I am indebted to Mr. W. F. Mayers, the well-known Chinese scholar, for the translation of the sign-boards of Physic Street, and for the interesting note which follows on Schroffing dollars.

The signboards may be taken as fair examples of the street literature of China, showing the national tendency of the shopkeepers to introduce their commonest wares by some high-flown classical phrase, having, so far as I can see, no reference whatever to the contents of the shop. Tien Yih (Celestial Advantage), for example, offers a thoroughly terrestrial advantage to customers in the shape of covers and cushions ; and why, one might be tempted to ask, should swallows' nests be a "Sign of the Eternal?"

These phrases are, however, simply intended as the signs, or names by which each shop is known, as with us in olden times, we used to have the "Golden Fleece," "The Anchor," and the quaint signs of our wayside inns.

Kien Ki Hao. — The sign of the 'symbol Kien (Heaven).
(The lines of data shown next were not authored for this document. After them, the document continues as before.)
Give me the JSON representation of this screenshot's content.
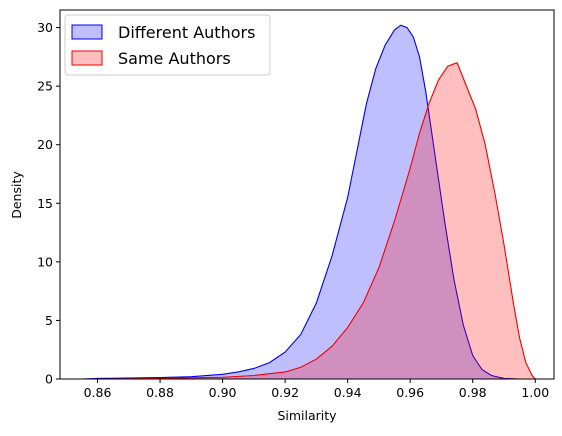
{
  "chart_data": {
    "type": "area",
    "title": "",
    "xlabel": "Similarity",
    "ylabel": "Density",
    "xlim": [
      0.848,
      1.006
    ],
    "ylim": [
      0,
      31.5
    ],
    "xticks": [
      0.86,
      0.88,
      0.9,
      0.92,
      0.94,
      0.96,
      0.98,
      1.0
    ],
    "xtick_labels": [
      "0.86",
      "0.88",
      "0.90",
      "0.92",
      "0.94",
      "0.96",
      "0.98",
      "1.00"
    ],
    "yticks": [
      0,
      5,
      10,
      15,
      20,
      25,
      30
    ],
    "ytick_labels": [
      "0",
      "5",
      "10",
      "15",
      "20",
      "25",
      "30"
    ],
    "grid": false,
    "legend_position": "top-left",
    "series": [
      {
        "name": "Different Authors",
        "color": "#0000ee",
        "fill": "#0000ff",
        "fill_opacity": 0.25,
        "x": [
          0.855,
          0.86,
          0.87,
          0.88,
          0.89,
          0.9,
          0.905,
          0.91,
          0.915,
          0.92,
          0.925,
          0.93,
          0.935,
          0.94,
          0.943,
          0.946,
          0.949,
          0.952,
          0.955,
          0.957,
          0.959,
          0.961,
          0.963,
          0.965,
          0.968,
          0.971,
          0.974,
          0.977,
          0.98,
          0.983,
          0.986,
          0.99,
          0.995,
          1.0
        ],
        "y": [
          0,
          0.05,
          0.08,
          0.12,
          0.2,
          0.4,
          0.6,
          0.9,
          1.4,
          2.3,
          3.8,
          6.5,
          10.5,
          15.5,
          19.5,
          23.5,
          26.5,
          28.5,
          29.8,
          30.2,
          30.0,
          29.2,
          27.5,
          24.5,
          19.0,
          13.5,
          8.5,
          4.6,
          2.0,
          0.8,
          0.3,
          0.05,
          0.0,
          0.0
        ]
      },
      {
        "name": "Same Authors",
        "color": "#ee0000",
        "fill": "#ff0000",
        "fill_opacity": 0.25,
        "x": [
          0.86,
          0.87,
          0.88,
          0.89,
          0.9,
          0.91,
          0.92,
          0.925,
          0.93,
          0.935,
          0.94,
          0.945,
          0.95,
          0.955,
          0.96,
          0.963,
          0.966,
          0.969,
          0.972,
          0.975,
          0.978,
          0.981,
          0.984,
          0.987,
          0.99,
          0.993,
          0.995,
          0.997,
          0.999,
          1.0
        ],
        "y": [
          0.0,
          0.02,
          0.05,
          0.1,
          0.15,
          0.3,
          0.6,
          1.0,
          1.7,
          2.8,
          4.4,
          6.5,
          9.5,
          13.5,
          18.0,
          21.0,
          23.5,
          25.5,
          26.7,
          27.0,
          25.0,
          23.0,
          20.0,
          16.0,
          11.5,
          6.5,
          3.5,
          1.4,
          0.3,
          0.0
        ]
      }
    ]
  }
}
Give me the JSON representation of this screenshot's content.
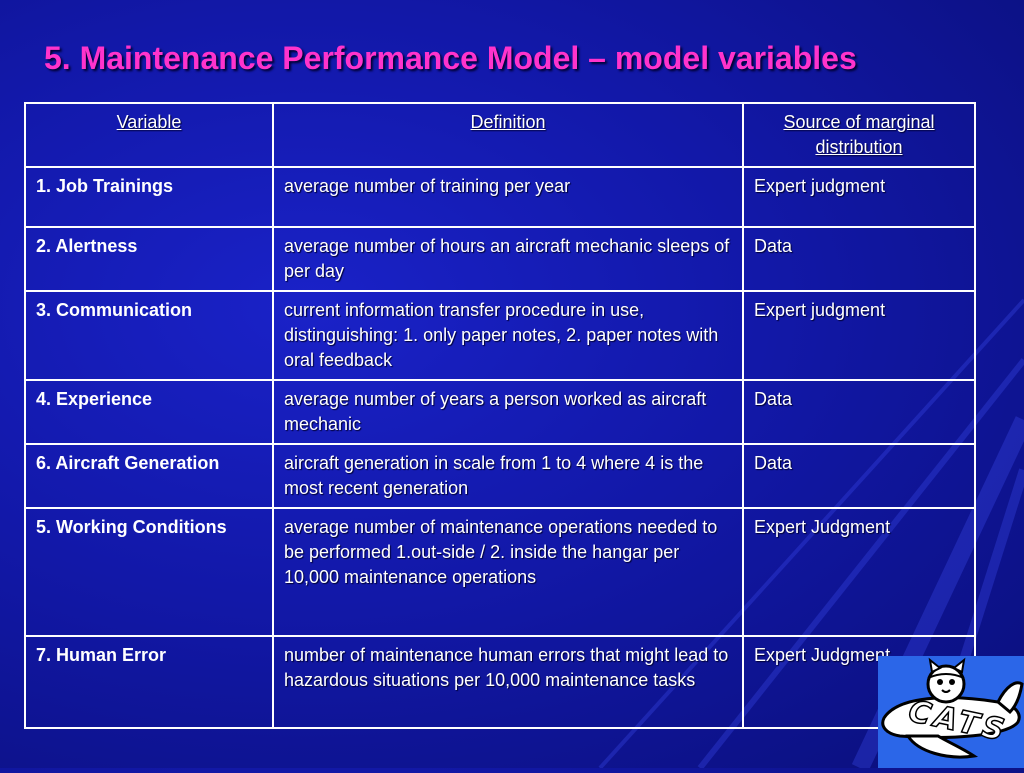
{
  "title": "5. Maintenance Performance Model – model variables",
  "table": {
    "headers": [
      "Variable",
      "Definition",
      "Source of marginal distribution"
    ],
    "rows": [
      {
        "variable": "1. Job Trainings",
        "definition": "average number of training per year",
        "source": "Expert judgment"
      },
      {
        "variable": "2. Alertness",
        "definition": "average number of hours an aircraft mechanic sleeps of per day",
        "source": "Data"
      },
      {
        "variable": "3. Communication",
        "definition": "current information transfer procedure in use, distinguishing: 1. only paper notes, 2. paper notes with oral feedback",
        "source": "Expert judgment"
      },
      {
        "variable": "4. Experience",
        "definition": "average number of years a person worked as aircraft mechanic",
        "source": "Data"
      },
      {
        "variable": "6. Aircraft Generation",
        "definition": "aircraft generation in scale from 1 to 4 where 4 is the most recent generation",
        "source": "Data"
      },
      {
        "variable": "5. Working Conditions",
        "definition": "average number of maintenance operations needed to be performed 1.out-side / 2. inside the hangar per 10,000 maintenance operations",
        "source": "Expert Judgment"
      },
      {
        "variable": "7. Human Error",
        "definition": "number of maintenance human errors that might lead to hazardous situations per 10,000 maintenance tasks",
        "source": "Expert Judgment"
      }
    ]
  },
  "logo": {
    "text": "CATS",
    "icon": "cats-mascot-logo"
  },
  "colors": {
    "title": "#ff33cc",
    "background": "#1218a8",
    "border": "#ffffff",
    "logo_bg": "#2b66e8"
  }
}
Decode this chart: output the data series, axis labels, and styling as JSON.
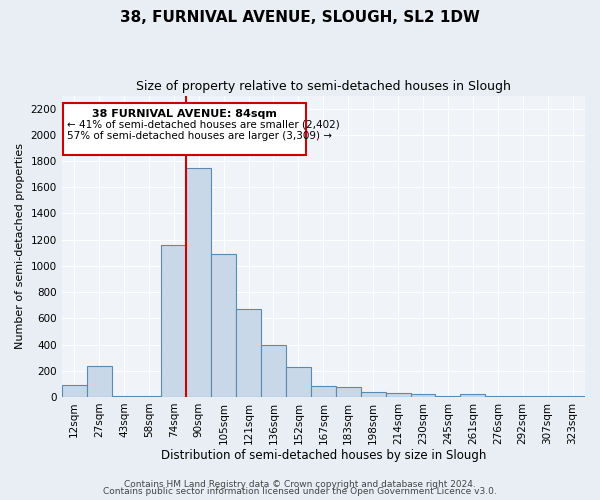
{
  "title": "38, FURNIVAL AVENUE, SLOUGH, SL2 1DW",
  "subtitle": "Size of property relative to semi-detached houses in Slough",
  "xlabel": "Distribution of semi-detached houses by size in Slough",
  "ylabel": "Number of semi-detached properties",
  "categories": [
    "12sqm",
    "27sqm",
    "43sqm",
    "58sqm",
    "74sqm",
    "90sqm",
    "105sqm",
    "121sqm",
    "136sqm",
    "152sqm",
    "167sqm",
    "183sqm",
    "198sqm",
    "214sqm",
    "230sqm",
    "245sqm",
    "261sqm",
    "276sqm",
    "292sqm",
    "307sqm",
    "323sqm"
  ],
  "values": [
    90,
    240,
    5,
    5,
    1160,
    1750,
    1090,
    670,
    400,
    230,
    85,
    75,
    35,
    30,
    20,
    5,
    20,
    5,
    5,
    5,
    5
  ],
  "bar_color": "#c8d8e8",
  "bar_edge_color": "#5a8ab0",
  "bar_linewidth": 0.8,
  "vline_x_idx": 4.5,
  "vline_color": "#cc0000",
  "annotation_title": "38 FURNIVAL AVENUE: 84sqm",
  "annotation_line1": "← 41% of semi-detached houses are smaller (2,402)",
  "annotation_line2": "57% of semi-detached houses are larger (3,309) →",
  "annotation_box_color": "#ffffff",
  "annotation_box_edge": "#cc0000",
  "ylim": [
    0,
    2300
  ],
  "yticks": [
    0,
    200,
    400,
    600,
    800,
    1000,
    1200,
    1400,
    1600,
    1800,
    2000,
    2200
  ],
  "footer1": "Contains HM Land Registry data © Crown copyright and database right 2024.",
  "footer2": "Contains public sector information licensed under the Open Government Licence v3.0.",
  "bg_color": "#e8eef4",
  "plot_bg_color": "#f0f4f8",
  "title_fontsize": 11,
  "subtitle_fontsize": 9,
  "tick_fontsize": 7.5,
  "ylabel_fontsize": 8,
  "xlabel_fontsize": 8.5,
  "footer_fontsize": 6.5
}
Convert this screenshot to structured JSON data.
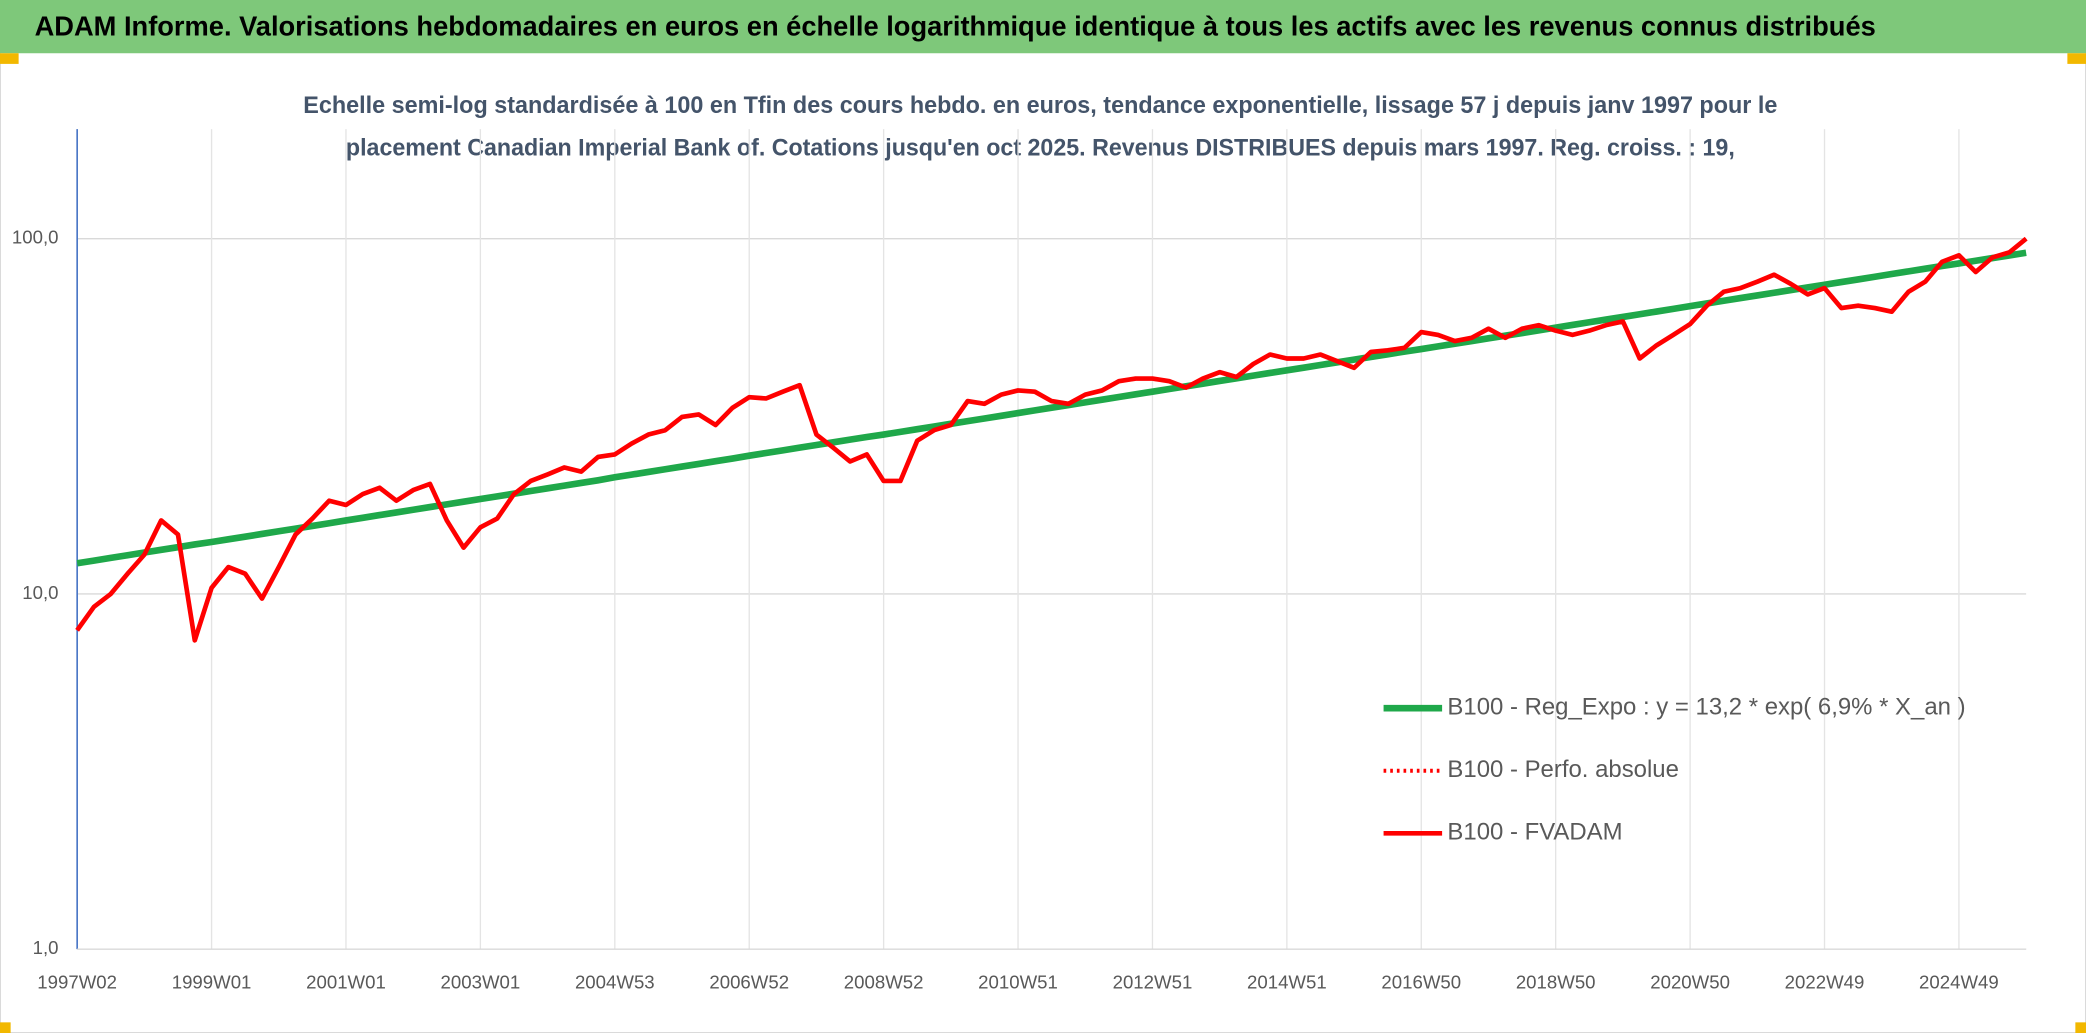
{
  "chart_data": {
    "type": "line",
    "title": "ADAM Informe. Valorisations hebdomadaires en euros en échelle logarithmique identique à tous les actifs avec les revenus connus distribués",
    "subtitle": [
      "Echelle semi-log standardisée à 100 en Tfin des cours hebdo. en euros, tendance exponentielle, lissage 57 j depuis janv 1997 pour le",
      "placement Canadian Imperial Bank of. Cotations jusqu'en oct 2025. Revenus DISTRIBUES depuis mars 1997. Reg. croiss. : 19,"
    ],
    "log_scale": true,
    "grid": true,
    "legend": "lower right",
    "ylim": [
      1,
      200
    ],
    "yticks": [
      {
        "value": 1,
        "label": "1,0"
      },
      {
        "value": 10,
        "label": "10,0"
      },
      {
        "value": 100,
        "label": "100,0"
      }
    ],
    "categories": [
      "1997W02",
      null,
      null,
      null,
      null,
      null,
      null,
      null,
      "1999W01",
      null,
      null,
      null,
      null,
      null,
      null,
      null,
      "2001W01",
      null,
      null,
      null,
      null,
      null,
      null,
      null,
      "2003W01",
      null,
      null,
      null,
      null,
      null,
      null,
      null,
      "2004W53",
      null,
      null,
      null,
      null,
      null,
      null,
      null,
      "2006W52",
      null,
      null,
      null,
      null,
      null,
      null,
      null,
      "2008W52",
      null,
      null,
      null,
      null,
      null,
      null,
      null,
      "2010W51",
      null,
      null,
      null,
      null,
      null,
      null,
      null,
      "2012W51",
      null,
      null,
      null,
      null,
      null,
      null,
      null,
      "2014W51",
      null,
      null,
      null,
      null,
      null,
      null,
      null,
      "2016W50",
      null,
      null,
      null,
      null,
      null,
      null,
      null,
      "2018W50",
      null,
      null,
      null,
      null,
      null,
      null,
      null,
      "2020W50",
      null,
      null,
      null,
      null,
      null,
      null,
      null,
      "2022W49",
      null,
      null,
      null,
      null,
      null,
      null,
      null,
      "2024W49",
      null,
      null,
      null,
      null
    ],
    "series": [
      {
        "name": "B100 - Reg_Expo : y = 13,2 * exp( 6,9% *  X_an )",
        "color": "#1fa84a",
        "style": "solid",
        "values": [
          12.2,
          12.41,
          12.63,
          12.85,
          13.08,
          13.31,
          13.54,
          13.78,
          14.0,
          14.25,
          14.49,
          14.75,
          15.01,
          15.27,
          15.54,
          15.81,
          16.1,
          16.38,
          16.67,
          16.96,
          17.26,
          17.56,
          17.87,
          18.18,
          18.5,
          18.82,
          19.15,
          19.49,
          19.83,
          20.18,
          20.53,
          20.89,
          21.3,
          21.67,
          22.05,
          22.44,
          22.83,
          23.23,
          23.64,
          24.05,
          24.5,
          24.93,
          25.36,
          25.81,
          26.26,
          26.72,
          27.19,
          27.66,
          28.1,
          28.59,
          29.09,
          29.6,
          30.12,
          30.65,
          31.18,
          31.73,
          32.3,
          32.87,
          33.44,
          34.02,
          34.62,
          35.23,
          35.84,
          36.47,
          37.1,
          37.75,
          38.41,
          39.08,
          39.77,
          40.46,
          41.17,
          41.89,
          42.6,
          43.35,
          44.1,
          44.88,
          45.66,
          46.46,
          47.27,
          48.1,
          48.9,
          49.76,
          50.63,
          51.51,
          52.42,
          53.33,
          54.26,
          55.21,
          56.2,
          57.18,
          58.18,
          59.2,
          60.24,
          61.29,
          62.36,
          63.46,
          64.6,
          65.73,
          66.88,
          68.05,
          69.25,
          70.45,
          71.69,
          72.94,
          74.2,
          75.5,
          76.82,
          78.16,
          79.54,
          80.92,
          82.34,
          83.78,
          85.2,
          86.69,
          88.21,
          89.75,
          91.32
        ]
      },
      {
        "name": "B100 - Perfo. absolue",
        "color": "#ff0000",
        "style": "dotted",
        "values": [
          7.9,
          9.2,
          10,
          11.4,
          12.9,
          16.1,
          14.7,
          7.4,
          10.4,
          11.9,
          11.4,
          9.7,
          11.9,
          14.7,
          16.3,
          18.3,
          17.8,
          19.1,
          19.9,
          18.3,
          19.6,
          20.4,
          16.1,
          13.5,
          15.4,
          16.3,
          19.1,
          20.8,
          21.7,
          22.7,
          22.1,
          24.3,
          24.7,
          26.5,
          28.1,
          28.9,
          31.5,
          32.0,
          29.9,
          33.4,
          35.8,
          35.5,
          37.1,
          38.7,
          28.1,
          25.8,
          23.6,
          24.7,
          20.8,
          20.8,
          27.0,
          28.9,
          29.9,
          34.9,
          34.3,
          36.4,
          37.4,
          37.1,
          34.9,
          34.3,
          36.4,
          37.4,
          39.7,
          40.4,
          40.4,
          39.7,
          38.1,
          40.4,
          42.1,
          40.8,
          44.4,
          47.2,
          46.0,
          46.0,
          47.2,
          45.2,
          43.3,
          48.0,
          48.5,
          49.3,
          54.6,
          53.6,
          51.5,
          52.6,
          55.8,
          52.6,
          55.8,
          57.1,
          55.1,
          53.6,
          55.1,
          57.1,
          58.5,
          46.0,
          50.1,
          53.6,
          57.5,
          64.8,
          70.9,
          72.6,
          75.7,
          79.2,
          74.6,
          69.7,
          72.6,
          63.8,
          64.8,
          63.8,
          62.3,
          70.9,
          75.7,
          86.1,
          89.8,
          80.6,
          88.6,
          91.5,
          100
        ]
      },
      {
        "name": "B100 - FVADAM",
        "color": "#ff0000",
        "style": "solid",
        "values": [
          7.9,
          9.2,
          10,
          11.4,
          12.9,
          16.1,
          14.7,
          7.4,
          10.4,
          11.9,
          11.4,
          9.7,
          11.9,
          14.7,
          16.3,
          18.3,
          17.8,
          19.1,
          19.9,
          18.3,
          19.6,
          20.4,
          16.1,
          13.5,
          15.4,
          16.3,
          19.1,
          20.8,
          21.7,
          22.7,
          22.1,
          24.3,
          24.7,
          26.5,
          28.1,
          28.9,
          31.5,
          32.0,
          29.9,
          33.4,
          35.8,
          35.5,
          37.1,
          38.7,
          28.1,
          25.8,
          23.6,
          24.7,
          20.8,
          20.8,
          27.0,
          28.9,
          29.9,
          34.9,
          34.3,
          36.4,
          37.4,
          37.1,
          34.9,
          34.3,
          36.4,
          37.4,
          39.7,
          40.4,
          40.4,
          39.7,
          38.1,
          40.4,
          42.1,
          40.8,
          44.4,
          47.2,
          46.0,
          46.0,
          47.2,
          45.2,
          43.3,
          48.0,
          48.5,
          49.3,
          54.6,
          53.6,
          51.5,
          52.6,
          55.8,
          52.6,
          55.8,
          57.1,
          55.1,
          53.6,
          55.1,
          57.1,
          58.5,
          46.0,
          50.1,
          53.6,
          57.5,
          64.8,
          70.9,
          72.6,
          75.7,
          79.2,
          74.6,
          69.7,
          72.6,
          63.8,
          64.8,
          63.8,
          62.3,
          70.9,
          75.7,
          86.1,
          89.8,
          80.6,
          88.6,
          91.5,
          100
        ]
      }
    ]
  }
}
Hwei-chow ink, pencils, and writing requisites. Chang Tsi Tang (Chang of the family branch designated Tsi). Wax-cased pills of select manufacture. Tien Yih (Celestial advantage). Table-covers, chair-covers, cushions for chairs, and divans for sale. Tien Yih Shen (Celestial advantage combined with attention). Shop for the sale of cushions and rattan mats. Yung Ki (sign of the Eternal) Swallows' Nests. Money-schroffing taught here.'

K'ing Wen T'ang.— The Mall of delight in Scholarship. Seals artistically engraved.

1 The art of " schroffing," or of detecting spurious coin, and of ascertaining the difference between dollars of various issues, is very extensively practised in China, and is studied as a profession by hundreds of young men, who find employment in banks and merchants' offices. The establishments where " schroffing " is taught, are well-known to be in direct communication with the counterfeiters of Mexican dollars and other coin, and it has often been remarked that the existence of sthroffs and of false money are mutually indispensable to each other. If the amount of counterfeit coin in circulation were less, the necessity for a multitude of schroffs would not be so severely felt as at present ; and if the establishments where schroffage is taught did not exist, the counterfeiters would lose their principal means of passing false money into circulation.